ギルドに到着し青狼族の多く住んでいる町などに心当たりはないか、この辺りのダンジョンについての情報、コーレア村に孤児院はまだ存在しているか等を聞いた。
青狼族は割と閉鎖的なのでどこかの森の深い所に集落でも形成して住んでるのではと言われた。
ダンジョンは犬車で3日ほど行った町の近くにあり、難易度は普通で詳しくはその町で聞いて欲しいと言われた。
コーレア村はラウ達がいた頃からこれといって変わった事は無いようで、孤児院は今も存在しているという事が分かった。
いまさらながらみんなで一緒にくる必要なかったな。あ、でも俺一人だと話も聞いて貰えない可能性もあったしこれでよかったと思っておこう。

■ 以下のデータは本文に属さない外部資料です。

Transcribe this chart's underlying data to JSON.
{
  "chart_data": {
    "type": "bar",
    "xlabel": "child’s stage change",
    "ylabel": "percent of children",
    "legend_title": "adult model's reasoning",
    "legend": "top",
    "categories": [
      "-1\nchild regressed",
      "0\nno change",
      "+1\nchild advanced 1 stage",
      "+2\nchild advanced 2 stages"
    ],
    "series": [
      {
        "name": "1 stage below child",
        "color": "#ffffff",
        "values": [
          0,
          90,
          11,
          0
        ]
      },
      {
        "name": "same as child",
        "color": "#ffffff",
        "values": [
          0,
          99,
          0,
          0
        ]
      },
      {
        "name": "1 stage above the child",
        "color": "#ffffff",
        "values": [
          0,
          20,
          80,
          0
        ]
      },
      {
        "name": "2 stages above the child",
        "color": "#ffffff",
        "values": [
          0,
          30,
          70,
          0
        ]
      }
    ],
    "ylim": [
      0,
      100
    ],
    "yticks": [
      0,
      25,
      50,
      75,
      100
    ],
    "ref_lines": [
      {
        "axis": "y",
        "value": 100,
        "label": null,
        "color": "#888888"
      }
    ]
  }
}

その後、町の食堂で昼食を食べ宿の手伝いをしたい件をみんなに話してみた。
「あの、やはり宿の手伝いに関しは、リン兄さんは休んでいてくれても……」
いやいや、それじゃ意味ないだろ!
「ん~、俺は宿の手伝いより兄貴と狩りとかしてた方が……でも、ルカのためってんなら手伝っても……でも俺なんかに宿の手伝いできるかな?」
さすがにルカの事が絡むと折れるか。
「…………人前に……出るなんて……死ねる……かも?」
ちょっとは人前に出ることに慣れろ。
手伝いに関しては確かに手伝う事でサースちゃんがルカと遊べる時間を作りたいと言うのが本来の目的なのだが、ラウが俺に依存しすぎている気がしたので宿の手伝いをさせて他の人と交流を持たせるようにしたいと言うと、レイは人見知り過ぎるから食堂で接客させる事で慣れさせたいという事もあって今回の件に巻き込んだのだが、三人とも納得してくれなかった。しかし、何とか説得し(半ば強制的に)最終的には宿の手伝いをすることを了承して貰えた。